A GPDR Compliance Guide for HR Team - victorkab
https://blog.truework.com/gdpr-compliance-guide-hr-teams/
======
weinzierl
The article is a bit shallow but this is an interesting topic.

The GDPR is in a sense modeled after the German Data Protection Act
(Bundesdatenschutzgesetz, BDSG) and in many respects very similar. So it might
be interesting how candidate data has been and is handled in Germany. The
following are my personal takeaways from when I did hiring for a small
business. I'm by no means an expert so take them with a grain of salt:

1\. If you can outsource the hiring process, do it. It will save you a lot of
headaches.

2\. Keep correspondence with applicants separate from your other business
correspondence. The reason is that data retention rules are very different for
both types of correspondence. As a rule of thumb: Ordinary business mail has
to be archived for at least 10 years in Germany.

3\. You cannot keep applicant data at will. You need a reason. Valid reasons
are:

\- the data is needed for the application process

\- the applicant has given you consent to keep the data

At any point in time you have the applicant data you need _one_ of those
reasons, you don't need both. At first you are covered because you need the
data to conduct the hiring process.

Consensus is that you can keep application data for a maximum of six months
after the application process has ended. The end of the application process is
determined in most cases by the date of the rejection letter.

The six months isn't arbitrary but determined by the maximum of various
periods for filing suit. If I remember correctly the anti- discrimination law
(Allgemeine Gleichbehandlungsgesetz, AGG) is the determining factor.

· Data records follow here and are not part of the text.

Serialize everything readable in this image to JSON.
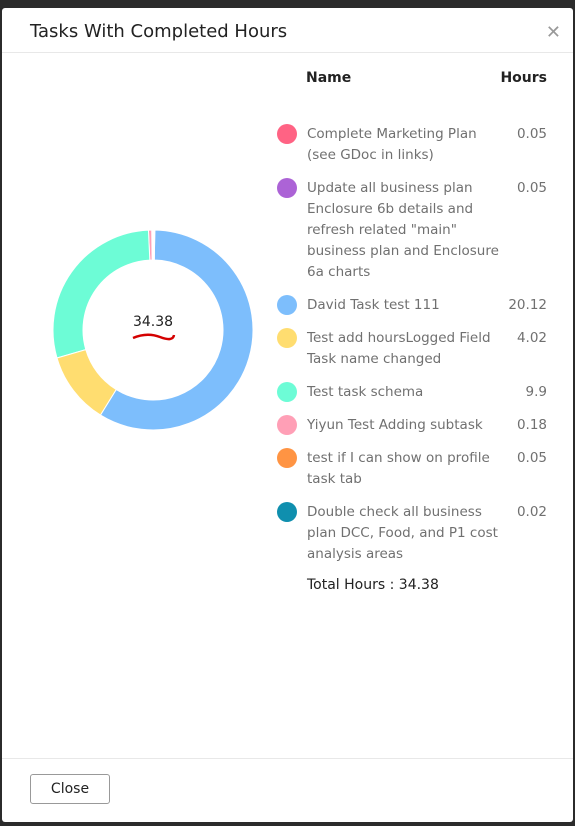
{
  "dialog": {
    "title": "Tasks With Completed Hours",
    "close_button": "Close"
  },
  "chart_data": {
    "type": "donut",
    "categories": [
      "Complete Marketing Plan (see GDoc in links)",
      "Update all business plan Enclosure 6b details and refresh related \"main\" business plan and Enclosure 6a charts",
      "David Task test 111",
      "Test add hoursLogged Field Task name changed",
      "Test task schema",
      "Yiyun Test Adding subtask",
      "test if I can show on profile task tab",
      "Double check all business plan DCC, Food, and P1 cost analysis areas"
    ],
    "values": [
      0.05,
      0.05,
      20.12,
      4.02,
      9.9,
      0.18,
      0.05,
      0.02
    ],
    "colors": [
      "#ff6384",
      "#ac63d6",
      "#7dbefc",
      "#ffdd70",
      "#6dfcd6",
      "#ff9fb6",
      "#ff9443",
      "#0f8fae"
    ],
    "name_header": "Name",
    "hours_header": "Hours",
    "total_label": "Total Hours :",
    "total": 34.38
  }
}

You can ask your candidate in the rejection letter for consent to keep their
data for a specified amount of time and I've heard that some companies do
this. We decided against this because keeping track of the additional
deadlines for deletion would have been to complicated for little benefit.

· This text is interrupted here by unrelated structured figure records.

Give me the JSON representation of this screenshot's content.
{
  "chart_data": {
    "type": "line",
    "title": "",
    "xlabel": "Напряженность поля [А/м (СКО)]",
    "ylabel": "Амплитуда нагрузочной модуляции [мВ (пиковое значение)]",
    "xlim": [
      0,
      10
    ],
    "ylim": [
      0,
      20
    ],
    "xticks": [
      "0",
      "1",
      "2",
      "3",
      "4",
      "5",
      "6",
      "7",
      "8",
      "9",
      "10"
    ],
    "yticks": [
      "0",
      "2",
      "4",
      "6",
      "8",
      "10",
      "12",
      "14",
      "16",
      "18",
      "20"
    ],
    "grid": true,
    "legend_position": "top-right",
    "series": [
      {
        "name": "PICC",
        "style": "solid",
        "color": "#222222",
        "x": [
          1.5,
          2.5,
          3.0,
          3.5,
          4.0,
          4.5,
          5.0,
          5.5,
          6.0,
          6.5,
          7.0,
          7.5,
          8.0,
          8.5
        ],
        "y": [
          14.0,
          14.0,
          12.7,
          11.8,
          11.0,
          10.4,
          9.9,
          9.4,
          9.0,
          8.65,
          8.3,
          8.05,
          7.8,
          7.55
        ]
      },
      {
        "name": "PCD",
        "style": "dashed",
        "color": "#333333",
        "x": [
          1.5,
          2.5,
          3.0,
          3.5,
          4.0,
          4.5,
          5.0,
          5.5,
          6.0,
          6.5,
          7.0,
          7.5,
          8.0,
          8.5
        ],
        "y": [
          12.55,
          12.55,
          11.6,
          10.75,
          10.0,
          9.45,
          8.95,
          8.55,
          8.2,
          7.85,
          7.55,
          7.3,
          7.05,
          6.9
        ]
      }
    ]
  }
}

Deletion of application data means erasure of all personally identifiable
information. This includes backups.

One last thing. The original post states the following question:

> Can you quickly and efficiently respond to an employee’s data subject rights
> request?

I think this is misguided. Yes, sure, you should be able to respond to this
request, but in practice it will never happen. As long as the candidate is in
the application process (plus 6 months) they will never ask for their data and
even if they did it would be easy to answer. After that you have no personally
identifiable information of the candidate and the answer is also easy.